The structure follows the limits of its title: Every strip is three panels, no more, no less. Its artwork is dominated by shadows: Three Panel Soul is heavy on the inks (there are exceptions, and they're typically spectacularly rendered and exclusive to video game gags). The use of negative space gives the webcomic a contemplative quality, reflective of the isolation of the soul. Characters sometimes seem tiny and insignificant when they're drawn against the vast emptiness around them. It's as if Boyd and McConville feel the suffocating grip of a life where you're too old to change but too young to be completely obsolete.

Let me recount one of the comic's most poignant strips. The first two panels are rendered in the colorful, super-deformed anime style of the original Mac Hall. A younger, snider Matt expresses his disdain at older students: "Every class has one dude over 30 who thinks his 'world experience' means everyone else needs to hear the dumb long-winded opinions of someone who's too old to think." Then we get to the final panel, rendered in the modern black and white; Matt is now that 30-year-old, going back to class to escape the clutches of the software industry, and eating his own words. It's haunting and a little depressing ... but it's also morbidly funny since readers of a certain age all sadly been there.

It's a turn for maturity that seems to go hand in hand with age. Despite being about slackers, Mac Hall's style bristled with the enthusiastic energy of youth. Even earlier strips of Three Panel Soul had cute animals tossing grenades in a silly commentary about gardening.

The comic, though, seems to have taken a turn for the sober: Ian marries the equally geeky Jes, and they move to Ohio, leaving Matt alone in San Francisco. Distance makes communications a little difficult, and the two friends find bonding time while they play coop games. Ian's adventures now revolve around raising his child, but they still touch upon the geeky; for instance, in one strip he explains why you shouldn't tell other parents their kid looks like MODOK. (Surprisingly, other couples get that reference? I'd think that might be a little too insider for most ... while actual comic book geeks who get it would be more than a little amused.)

Matt's story, meanwhile centers on the uncertainty of his career, and he contemplates layoffs and the threat of being replaced by younger workers. Workplace anxieties are also central to the fictional adventures of Jo, a mage cloaked in red who works in human resources. She, too, is troubled by performance management reviews ... although in her case the ennui is broken up by McConville's illustrations of rad magic spells. It's a metaphor, perhaps, that there's something fantastic out there you want to be, but that's the sort of thing that doesn't pay the bills.

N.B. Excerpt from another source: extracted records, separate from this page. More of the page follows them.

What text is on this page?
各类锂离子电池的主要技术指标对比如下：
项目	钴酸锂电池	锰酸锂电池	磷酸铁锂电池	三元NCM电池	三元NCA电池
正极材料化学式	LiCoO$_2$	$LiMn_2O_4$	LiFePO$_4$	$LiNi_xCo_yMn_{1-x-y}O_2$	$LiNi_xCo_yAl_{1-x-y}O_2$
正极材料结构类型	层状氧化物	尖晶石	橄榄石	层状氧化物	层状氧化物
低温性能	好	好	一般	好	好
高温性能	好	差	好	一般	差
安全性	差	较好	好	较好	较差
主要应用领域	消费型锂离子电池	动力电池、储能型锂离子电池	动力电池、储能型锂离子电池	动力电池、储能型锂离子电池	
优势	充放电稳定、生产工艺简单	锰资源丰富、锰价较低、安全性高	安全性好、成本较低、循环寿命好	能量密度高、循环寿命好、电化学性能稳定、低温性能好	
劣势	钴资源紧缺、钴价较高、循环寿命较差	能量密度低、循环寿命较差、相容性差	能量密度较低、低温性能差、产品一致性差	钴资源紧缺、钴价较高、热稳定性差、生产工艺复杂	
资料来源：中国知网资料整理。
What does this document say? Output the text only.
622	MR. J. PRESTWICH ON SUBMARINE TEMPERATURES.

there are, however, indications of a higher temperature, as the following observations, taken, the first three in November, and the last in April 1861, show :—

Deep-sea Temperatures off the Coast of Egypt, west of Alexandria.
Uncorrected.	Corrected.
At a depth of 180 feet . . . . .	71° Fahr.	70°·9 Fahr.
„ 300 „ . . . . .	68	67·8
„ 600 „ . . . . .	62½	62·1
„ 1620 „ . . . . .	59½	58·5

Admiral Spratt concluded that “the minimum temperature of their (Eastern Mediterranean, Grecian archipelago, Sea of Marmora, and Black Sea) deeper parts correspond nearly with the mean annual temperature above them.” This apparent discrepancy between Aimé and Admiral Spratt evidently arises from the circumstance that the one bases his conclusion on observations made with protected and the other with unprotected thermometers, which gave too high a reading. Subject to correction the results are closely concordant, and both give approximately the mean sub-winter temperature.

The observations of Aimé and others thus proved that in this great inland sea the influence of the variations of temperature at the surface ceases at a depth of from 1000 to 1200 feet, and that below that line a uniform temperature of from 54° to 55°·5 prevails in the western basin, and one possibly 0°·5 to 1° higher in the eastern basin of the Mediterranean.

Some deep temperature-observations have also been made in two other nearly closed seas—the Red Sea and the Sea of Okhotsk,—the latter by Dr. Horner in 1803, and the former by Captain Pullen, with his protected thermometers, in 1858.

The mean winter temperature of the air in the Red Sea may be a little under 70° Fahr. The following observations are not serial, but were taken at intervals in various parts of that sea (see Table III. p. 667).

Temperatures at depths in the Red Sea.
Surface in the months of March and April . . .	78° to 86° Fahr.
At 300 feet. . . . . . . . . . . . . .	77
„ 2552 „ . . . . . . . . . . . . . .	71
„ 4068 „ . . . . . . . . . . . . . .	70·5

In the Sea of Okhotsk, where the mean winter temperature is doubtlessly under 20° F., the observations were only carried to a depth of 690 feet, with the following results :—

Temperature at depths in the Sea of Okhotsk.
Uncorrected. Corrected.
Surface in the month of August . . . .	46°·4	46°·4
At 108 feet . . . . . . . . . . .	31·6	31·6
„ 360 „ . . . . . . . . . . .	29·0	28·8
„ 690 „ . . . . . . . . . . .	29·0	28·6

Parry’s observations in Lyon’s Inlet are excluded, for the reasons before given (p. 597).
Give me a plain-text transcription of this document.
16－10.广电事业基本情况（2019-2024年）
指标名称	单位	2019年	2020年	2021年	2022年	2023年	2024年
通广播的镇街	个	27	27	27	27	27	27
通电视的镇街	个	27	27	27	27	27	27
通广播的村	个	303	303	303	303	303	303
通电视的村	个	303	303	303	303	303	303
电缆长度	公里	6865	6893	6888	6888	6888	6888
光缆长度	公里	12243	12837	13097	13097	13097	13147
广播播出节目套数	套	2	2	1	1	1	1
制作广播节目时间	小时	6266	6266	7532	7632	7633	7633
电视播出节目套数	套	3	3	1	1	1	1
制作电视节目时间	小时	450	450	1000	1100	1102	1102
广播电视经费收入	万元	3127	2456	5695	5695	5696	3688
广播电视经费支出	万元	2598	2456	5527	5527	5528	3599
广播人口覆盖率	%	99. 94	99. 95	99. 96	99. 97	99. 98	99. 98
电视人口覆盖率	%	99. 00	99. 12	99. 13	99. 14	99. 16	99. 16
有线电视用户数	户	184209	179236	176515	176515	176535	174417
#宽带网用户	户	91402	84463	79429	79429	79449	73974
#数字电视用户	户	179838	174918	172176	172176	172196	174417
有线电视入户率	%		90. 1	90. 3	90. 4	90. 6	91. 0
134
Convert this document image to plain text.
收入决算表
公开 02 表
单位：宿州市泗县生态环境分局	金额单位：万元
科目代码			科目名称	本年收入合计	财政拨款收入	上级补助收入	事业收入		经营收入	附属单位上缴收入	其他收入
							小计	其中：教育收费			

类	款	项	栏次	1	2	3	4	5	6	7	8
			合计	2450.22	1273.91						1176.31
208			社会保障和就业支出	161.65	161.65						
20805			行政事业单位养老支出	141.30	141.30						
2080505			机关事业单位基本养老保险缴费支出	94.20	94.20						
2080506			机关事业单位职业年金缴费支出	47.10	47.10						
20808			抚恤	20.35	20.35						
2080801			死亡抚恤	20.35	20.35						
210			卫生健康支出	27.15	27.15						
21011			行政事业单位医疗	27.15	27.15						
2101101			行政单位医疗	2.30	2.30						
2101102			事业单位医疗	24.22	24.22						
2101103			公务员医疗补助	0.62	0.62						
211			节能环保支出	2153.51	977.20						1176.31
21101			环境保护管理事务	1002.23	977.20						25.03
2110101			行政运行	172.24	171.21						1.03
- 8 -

It's a comic with a dual identity: The exciting uncertainty for one, and the search for purpose for another. Mac Hall ended with the characters putting away childish things -- a reference to a Biblical verse about growing up -- but unpacking those same things when arriving at a new place. With Three Panel Soul, it seems there's a point when, against your wishes, the pressures of life shove those childish things aside for good.